JOHANNESBURG (01/27/2004) - Transactions technology and services company, Prism Holdings Ltd., has weathered the impact of the strengthening rand on its dollar-based earnings, as well as global pricing pressure on SIM cards, to end the six-month reporting period to December 31, 2003 profitable, and with cash in the bank.
CEO, Alvin Els, attributes these favorable conditions to the sustainability of the turnaround measures implemented over the past 18 months and the increased contribution of rand-based operations to half-year revenues.
"With 55 percent of Prism's revenue for the six months under review denominated in U.S. dollars, the stronger rand placed significant pressure on the group's earnings. The average exchange rate of 7.06 rand to the dollar that prevailed during the period was 29 percent lower than the average rate that prevailed during the six months to December 2002. If one adjusts for the impact of the strengthened rand, turnover declined by only 6 percent.
"The 6 percent decline is attributable to excess international SIM card manufacturing capacity and resultant downward pressure on global SIM prices. Even with our SIM volumes up, the depressed selling prices had a negative impact on the group's half-year earnings," Els explains.
While the numbers show a decline in turnover, Prism's gross profit margin for the six-month period increased from 51 percent to 60 percent. This is as a result of the group's increased focus on higher-margin business opportunities, including software sales and services.
Looking forward Els anticipates a stabilizing in SIM prices during the next reporting period.
"There is clear evidence that the SIM market is starting to turn, and that SIM prices will stabilize during the next reporting period. Wireless service providers are showing renewed interest in the delivery of advanced applications and data services to their subscribers. The demand for higher-end SIM cards with increased memory capacity and improved Over-The-Air (OTA) application download and management functionality is growing steadily."

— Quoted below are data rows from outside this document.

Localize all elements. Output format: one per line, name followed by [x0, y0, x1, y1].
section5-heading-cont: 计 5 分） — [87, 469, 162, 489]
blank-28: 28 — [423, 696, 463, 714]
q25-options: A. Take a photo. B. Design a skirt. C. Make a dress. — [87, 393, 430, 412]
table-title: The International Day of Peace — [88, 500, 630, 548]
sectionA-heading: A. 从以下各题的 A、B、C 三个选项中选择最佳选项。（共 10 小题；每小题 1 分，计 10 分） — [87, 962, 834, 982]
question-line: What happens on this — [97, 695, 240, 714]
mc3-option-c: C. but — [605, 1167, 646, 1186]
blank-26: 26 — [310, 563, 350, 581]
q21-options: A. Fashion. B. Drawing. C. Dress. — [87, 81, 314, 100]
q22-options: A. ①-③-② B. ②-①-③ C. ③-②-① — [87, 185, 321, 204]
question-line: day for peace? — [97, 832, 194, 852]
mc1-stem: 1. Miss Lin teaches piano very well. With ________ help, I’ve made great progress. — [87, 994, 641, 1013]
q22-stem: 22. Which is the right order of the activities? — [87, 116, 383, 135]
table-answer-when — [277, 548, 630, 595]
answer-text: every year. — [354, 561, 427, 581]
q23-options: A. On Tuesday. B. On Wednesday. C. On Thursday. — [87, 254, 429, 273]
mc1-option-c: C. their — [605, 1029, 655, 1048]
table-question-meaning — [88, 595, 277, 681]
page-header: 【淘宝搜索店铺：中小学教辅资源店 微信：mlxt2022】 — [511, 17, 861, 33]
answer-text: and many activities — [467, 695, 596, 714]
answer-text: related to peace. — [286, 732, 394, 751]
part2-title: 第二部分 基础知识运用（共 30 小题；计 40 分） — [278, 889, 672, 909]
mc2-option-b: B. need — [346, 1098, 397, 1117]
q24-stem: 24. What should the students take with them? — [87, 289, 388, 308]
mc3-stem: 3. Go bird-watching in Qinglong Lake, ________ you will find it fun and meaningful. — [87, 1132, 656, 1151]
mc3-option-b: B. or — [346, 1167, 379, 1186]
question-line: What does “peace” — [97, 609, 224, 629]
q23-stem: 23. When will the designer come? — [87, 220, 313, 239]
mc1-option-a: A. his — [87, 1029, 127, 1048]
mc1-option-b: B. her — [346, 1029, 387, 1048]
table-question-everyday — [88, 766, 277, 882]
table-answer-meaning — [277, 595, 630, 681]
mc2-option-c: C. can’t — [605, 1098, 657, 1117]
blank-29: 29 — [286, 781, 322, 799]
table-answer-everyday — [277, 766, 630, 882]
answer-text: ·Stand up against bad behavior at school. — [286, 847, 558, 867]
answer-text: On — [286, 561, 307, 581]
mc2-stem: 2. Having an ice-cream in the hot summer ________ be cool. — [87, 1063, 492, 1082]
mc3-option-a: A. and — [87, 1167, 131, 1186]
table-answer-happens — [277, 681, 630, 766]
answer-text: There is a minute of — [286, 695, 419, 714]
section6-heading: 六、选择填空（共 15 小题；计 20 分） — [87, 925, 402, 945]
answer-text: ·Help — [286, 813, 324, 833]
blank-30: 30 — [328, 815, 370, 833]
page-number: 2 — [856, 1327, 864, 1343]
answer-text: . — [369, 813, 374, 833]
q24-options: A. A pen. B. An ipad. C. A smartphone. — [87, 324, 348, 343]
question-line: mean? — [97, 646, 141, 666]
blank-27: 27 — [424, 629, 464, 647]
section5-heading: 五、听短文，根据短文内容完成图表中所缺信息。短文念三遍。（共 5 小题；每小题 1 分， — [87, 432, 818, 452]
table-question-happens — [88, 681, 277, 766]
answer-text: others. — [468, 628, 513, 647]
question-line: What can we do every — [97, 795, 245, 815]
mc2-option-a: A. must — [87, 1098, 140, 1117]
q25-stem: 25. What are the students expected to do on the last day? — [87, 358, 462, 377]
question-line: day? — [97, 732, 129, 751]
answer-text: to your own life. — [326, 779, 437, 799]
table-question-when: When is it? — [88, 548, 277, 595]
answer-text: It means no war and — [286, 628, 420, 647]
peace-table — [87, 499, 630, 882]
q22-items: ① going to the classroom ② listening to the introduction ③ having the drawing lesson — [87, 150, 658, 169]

"We are also moving into new territories, increasing our focus on high-margin software and services opportunities, and continuing to invest in our IP. Cost containment measures previously implemented are bearing fruit, and we will keep our expansionary plans on hold until market conditions stabilize. Barring any major external factors, such as a significant and sustained decline in the value of the dollar, I believe that Prism will at least be able to deliver on the previous year's 40/60 profit split over the next six months," he concludes.